In view of the 2022 school year starting next March, the report, “Education, Shared Responsibility”, signed by the head of CCiap, José Ramón Icaza, and to which Prensa Latina had access, warns about the negative impact of the closure of classrooms for two years due to Covid-19.
The recently published results of the 2019 Regional Comparative and Explanatory Study, according to the text, reflect the precarious situation of students in subjects such as Spanish,reading, Mathematics and Natural Sciences, recognized as priorities for the functional performance of people.
In all these indicators, Panamanian students were below the regional average and among the last positions.
A document delivered to the Presidency of the Republic within the framework of the Bicentenary of Panama’s Independence from Spain, last November, contains agreements to promote quality education for marginalized groups and territories, and to guarantee higher standards of teacher training, the message specifies.

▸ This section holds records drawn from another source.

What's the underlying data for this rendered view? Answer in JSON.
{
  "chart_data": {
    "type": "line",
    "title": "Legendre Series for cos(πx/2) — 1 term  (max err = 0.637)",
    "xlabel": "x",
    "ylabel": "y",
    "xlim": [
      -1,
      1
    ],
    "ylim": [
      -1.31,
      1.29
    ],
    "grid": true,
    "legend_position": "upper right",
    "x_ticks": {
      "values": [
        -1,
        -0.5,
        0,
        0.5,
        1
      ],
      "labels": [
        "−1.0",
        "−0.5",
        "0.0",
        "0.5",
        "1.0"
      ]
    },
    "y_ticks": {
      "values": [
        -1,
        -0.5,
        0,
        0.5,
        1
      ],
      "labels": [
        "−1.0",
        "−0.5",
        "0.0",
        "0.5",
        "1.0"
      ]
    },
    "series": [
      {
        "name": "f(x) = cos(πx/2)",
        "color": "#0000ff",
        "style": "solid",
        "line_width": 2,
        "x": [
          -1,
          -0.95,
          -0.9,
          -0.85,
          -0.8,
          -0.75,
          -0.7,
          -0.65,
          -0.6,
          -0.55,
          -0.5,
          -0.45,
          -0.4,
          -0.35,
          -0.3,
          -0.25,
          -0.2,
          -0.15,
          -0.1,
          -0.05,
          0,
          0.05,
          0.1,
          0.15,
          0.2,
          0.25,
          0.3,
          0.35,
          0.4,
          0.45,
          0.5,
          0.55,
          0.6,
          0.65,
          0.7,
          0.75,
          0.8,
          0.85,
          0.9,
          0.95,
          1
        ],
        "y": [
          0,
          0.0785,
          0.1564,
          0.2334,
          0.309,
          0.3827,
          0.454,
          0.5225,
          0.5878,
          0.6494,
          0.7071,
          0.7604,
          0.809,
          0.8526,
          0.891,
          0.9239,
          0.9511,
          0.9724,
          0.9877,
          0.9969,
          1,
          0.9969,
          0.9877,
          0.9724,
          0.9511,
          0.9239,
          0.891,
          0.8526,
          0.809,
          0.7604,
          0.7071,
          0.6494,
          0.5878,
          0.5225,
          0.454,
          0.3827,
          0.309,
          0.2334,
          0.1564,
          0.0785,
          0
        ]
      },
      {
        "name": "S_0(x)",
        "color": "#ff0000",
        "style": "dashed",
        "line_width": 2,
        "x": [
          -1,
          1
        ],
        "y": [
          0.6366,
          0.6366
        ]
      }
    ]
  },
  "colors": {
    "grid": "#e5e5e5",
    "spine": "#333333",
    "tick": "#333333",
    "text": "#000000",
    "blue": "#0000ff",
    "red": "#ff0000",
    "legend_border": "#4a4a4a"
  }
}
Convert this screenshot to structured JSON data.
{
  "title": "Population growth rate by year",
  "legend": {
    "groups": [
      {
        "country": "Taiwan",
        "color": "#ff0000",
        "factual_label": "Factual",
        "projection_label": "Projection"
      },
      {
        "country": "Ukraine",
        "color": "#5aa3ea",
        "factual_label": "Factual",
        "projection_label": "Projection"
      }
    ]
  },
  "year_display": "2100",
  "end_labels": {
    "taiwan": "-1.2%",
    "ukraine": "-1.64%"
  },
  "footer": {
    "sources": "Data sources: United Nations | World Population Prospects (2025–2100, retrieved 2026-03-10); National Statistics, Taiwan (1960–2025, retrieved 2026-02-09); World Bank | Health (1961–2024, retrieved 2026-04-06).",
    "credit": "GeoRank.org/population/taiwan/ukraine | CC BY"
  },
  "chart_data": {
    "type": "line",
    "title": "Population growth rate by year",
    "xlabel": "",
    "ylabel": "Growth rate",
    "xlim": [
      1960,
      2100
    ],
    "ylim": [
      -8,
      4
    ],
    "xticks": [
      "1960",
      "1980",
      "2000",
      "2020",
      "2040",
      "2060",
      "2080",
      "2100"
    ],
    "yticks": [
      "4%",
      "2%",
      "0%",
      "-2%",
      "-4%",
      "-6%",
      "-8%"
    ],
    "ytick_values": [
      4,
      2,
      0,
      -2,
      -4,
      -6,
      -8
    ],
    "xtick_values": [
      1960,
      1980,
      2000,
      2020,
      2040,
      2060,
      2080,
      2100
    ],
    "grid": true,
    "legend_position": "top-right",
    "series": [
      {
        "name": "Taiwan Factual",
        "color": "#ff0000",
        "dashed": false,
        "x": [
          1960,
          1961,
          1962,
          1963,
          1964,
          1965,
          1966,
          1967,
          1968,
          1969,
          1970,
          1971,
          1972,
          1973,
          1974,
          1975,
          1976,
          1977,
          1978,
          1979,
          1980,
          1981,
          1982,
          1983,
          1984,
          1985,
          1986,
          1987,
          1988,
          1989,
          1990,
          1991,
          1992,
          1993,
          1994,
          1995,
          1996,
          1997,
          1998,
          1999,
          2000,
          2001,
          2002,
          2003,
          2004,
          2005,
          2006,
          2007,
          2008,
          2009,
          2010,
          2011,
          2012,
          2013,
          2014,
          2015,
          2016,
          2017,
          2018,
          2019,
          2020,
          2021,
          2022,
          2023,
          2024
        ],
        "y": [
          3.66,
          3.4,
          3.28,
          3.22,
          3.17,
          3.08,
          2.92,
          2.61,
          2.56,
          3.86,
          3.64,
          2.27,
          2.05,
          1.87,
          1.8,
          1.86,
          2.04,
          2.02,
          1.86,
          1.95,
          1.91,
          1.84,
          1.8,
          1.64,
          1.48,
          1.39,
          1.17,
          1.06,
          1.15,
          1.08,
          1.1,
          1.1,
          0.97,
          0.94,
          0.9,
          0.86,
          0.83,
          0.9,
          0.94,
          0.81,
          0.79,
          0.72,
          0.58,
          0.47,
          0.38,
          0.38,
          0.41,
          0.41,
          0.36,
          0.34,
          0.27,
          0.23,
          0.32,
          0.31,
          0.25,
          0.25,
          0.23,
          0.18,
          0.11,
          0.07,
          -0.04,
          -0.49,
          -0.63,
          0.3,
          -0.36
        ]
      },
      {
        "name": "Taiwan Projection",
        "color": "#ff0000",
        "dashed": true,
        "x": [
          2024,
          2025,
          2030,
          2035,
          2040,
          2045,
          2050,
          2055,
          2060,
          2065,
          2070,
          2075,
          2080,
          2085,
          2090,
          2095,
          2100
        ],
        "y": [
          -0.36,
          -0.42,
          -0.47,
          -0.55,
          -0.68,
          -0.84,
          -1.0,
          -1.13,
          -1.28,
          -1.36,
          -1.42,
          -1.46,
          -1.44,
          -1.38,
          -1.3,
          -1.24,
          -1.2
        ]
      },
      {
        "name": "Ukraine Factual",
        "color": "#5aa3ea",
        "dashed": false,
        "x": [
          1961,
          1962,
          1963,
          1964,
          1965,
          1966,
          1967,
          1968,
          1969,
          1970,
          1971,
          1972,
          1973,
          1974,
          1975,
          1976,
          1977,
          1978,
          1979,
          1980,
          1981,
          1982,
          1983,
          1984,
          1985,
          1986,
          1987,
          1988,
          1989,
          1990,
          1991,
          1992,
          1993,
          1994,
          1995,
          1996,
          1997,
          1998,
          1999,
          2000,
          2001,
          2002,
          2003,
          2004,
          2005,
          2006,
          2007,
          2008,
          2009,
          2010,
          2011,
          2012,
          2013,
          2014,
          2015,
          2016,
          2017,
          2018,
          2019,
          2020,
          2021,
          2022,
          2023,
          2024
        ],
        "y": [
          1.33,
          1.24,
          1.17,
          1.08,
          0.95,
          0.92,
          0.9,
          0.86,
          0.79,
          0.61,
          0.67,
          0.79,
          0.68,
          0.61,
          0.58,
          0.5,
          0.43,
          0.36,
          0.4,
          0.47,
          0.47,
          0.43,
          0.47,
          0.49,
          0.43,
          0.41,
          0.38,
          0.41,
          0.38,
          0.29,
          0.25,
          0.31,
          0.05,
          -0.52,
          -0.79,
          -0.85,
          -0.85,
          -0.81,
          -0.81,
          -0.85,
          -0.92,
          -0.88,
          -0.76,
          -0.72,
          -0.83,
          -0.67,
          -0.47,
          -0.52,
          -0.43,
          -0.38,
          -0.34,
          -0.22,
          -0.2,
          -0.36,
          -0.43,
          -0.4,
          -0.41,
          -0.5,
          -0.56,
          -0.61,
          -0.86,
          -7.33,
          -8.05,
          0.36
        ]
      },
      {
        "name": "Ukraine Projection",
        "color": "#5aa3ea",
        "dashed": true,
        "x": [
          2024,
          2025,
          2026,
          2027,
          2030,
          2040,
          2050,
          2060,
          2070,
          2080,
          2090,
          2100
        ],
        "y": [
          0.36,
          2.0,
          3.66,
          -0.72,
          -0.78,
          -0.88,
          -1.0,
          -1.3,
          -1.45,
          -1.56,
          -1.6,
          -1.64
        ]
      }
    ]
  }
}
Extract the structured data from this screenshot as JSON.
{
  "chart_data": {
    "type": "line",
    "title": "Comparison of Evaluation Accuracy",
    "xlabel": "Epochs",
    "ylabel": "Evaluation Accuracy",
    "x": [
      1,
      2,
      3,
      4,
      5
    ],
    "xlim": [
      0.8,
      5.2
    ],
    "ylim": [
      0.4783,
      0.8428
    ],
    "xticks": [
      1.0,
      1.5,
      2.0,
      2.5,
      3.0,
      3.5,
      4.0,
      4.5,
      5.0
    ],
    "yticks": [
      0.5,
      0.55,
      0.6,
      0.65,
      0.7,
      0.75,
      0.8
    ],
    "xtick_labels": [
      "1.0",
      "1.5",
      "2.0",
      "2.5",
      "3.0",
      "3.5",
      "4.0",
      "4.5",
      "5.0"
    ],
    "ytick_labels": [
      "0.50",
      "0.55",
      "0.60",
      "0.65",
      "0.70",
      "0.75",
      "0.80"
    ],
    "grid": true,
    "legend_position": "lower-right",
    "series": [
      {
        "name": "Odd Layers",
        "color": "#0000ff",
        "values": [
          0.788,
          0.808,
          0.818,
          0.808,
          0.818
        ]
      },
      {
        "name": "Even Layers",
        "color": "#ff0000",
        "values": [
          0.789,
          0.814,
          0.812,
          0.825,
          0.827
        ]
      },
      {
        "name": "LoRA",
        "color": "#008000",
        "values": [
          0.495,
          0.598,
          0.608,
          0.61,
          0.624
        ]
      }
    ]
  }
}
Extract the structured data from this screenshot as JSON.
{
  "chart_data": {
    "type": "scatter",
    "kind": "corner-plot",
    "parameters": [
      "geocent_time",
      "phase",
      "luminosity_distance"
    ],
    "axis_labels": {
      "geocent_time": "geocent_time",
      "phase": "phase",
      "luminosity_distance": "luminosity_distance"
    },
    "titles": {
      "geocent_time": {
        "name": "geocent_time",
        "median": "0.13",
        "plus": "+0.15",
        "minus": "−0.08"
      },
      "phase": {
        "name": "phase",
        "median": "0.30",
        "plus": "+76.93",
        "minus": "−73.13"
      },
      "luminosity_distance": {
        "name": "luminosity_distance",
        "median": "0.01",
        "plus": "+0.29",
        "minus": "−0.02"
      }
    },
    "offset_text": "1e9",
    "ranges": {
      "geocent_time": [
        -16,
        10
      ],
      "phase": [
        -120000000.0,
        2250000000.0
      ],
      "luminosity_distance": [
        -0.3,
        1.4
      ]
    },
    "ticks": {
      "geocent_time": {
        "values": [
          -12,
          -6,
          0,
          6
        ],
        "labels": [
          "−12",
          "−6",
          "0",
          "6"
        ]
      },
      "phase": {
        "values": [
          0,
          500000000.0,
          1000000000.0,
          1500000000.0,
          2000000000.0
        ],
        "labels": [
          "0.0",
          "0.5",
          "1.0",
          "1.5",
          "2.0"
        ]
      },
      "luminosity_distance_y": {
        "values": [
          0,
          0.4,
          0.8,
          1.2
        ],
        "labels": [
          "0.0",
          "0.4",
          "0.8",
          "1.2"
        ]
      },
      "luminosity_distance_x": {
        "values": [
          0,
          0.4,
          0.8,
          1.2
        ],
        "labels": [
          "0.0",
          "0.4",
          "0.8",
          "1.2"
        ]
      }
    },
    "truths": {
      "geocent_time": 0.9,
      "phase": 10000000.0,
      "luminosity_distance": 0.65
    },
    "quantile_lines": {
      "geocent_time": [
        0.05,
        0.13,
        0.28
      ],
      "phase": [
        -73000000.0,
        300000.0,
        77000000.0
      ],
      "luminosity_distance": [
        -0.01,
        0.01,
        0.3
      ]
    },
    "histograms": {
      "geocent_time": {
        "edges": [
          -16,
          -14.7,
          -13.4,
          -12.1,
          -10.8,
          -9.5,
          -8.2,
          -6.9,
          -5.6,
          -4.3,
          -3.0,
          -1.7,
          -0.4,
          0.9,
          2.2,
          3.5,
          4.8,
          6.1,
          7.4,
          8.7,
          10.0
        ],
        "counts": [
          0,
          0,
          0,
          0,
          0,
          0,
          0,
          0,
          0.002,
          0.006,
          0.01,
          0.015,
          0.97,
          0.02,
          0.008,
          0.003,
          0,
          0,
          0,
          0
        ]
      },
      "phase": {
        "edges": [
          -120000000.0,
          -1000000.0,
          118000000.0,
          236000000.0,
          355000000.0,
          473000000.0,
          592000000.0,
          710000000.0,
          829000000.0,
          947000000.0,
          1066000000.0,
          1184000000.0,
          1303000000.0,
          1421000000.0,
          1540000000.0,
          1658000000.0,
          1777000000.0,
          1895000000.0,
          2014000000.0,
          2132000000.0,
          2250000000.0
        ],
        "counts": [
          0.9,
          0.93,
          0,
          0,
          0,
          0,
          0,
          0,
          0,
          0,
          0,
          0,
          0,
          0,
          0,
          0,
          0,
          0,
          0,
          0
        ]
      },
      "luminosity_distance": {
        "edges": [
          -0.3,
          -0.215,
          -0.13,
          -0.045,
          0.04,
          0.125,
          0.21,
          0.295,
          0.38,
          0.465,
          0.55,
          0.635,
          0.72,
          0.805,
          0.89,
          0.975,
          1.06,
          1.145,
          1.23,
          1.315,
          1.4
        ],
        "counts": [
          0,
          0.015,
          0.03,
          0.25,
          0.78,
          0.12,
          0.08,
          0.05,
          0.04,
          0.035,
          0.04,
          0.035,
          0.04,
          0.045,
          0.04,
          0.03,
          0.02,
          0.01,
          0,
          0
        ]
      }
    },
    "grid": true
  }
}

According to Icaza, the 2022 School Calendar should be seen as the signal to improve education, guarantee that 100 percent of students return to the classroom and address the needs of this sector with a sense of urgency.
National education is not a job that can be left only to the politicians or governments in office, because it is a shared responsibility, adds Cciap.
Regarding the shortcomings of virtual education, Cristian Munduate, resident coordinator of the UN in Panama, recently warned that education is one of the elements that requires presence and urged not to leave children behind.
In one of the longest closures on the continent, on-site classes in public and private schools in Panama were suspended in March 2020 after the appearance of the first cases of Covid-19 in a school.
Months later, students began to receive virtual classes irregularly, but a significant amount did not have the means or connectivity to receive virtual classes, with emphasis on rural areas of difficult access and the gradual return in May of this year was stopped due to an increase in the number of infected students.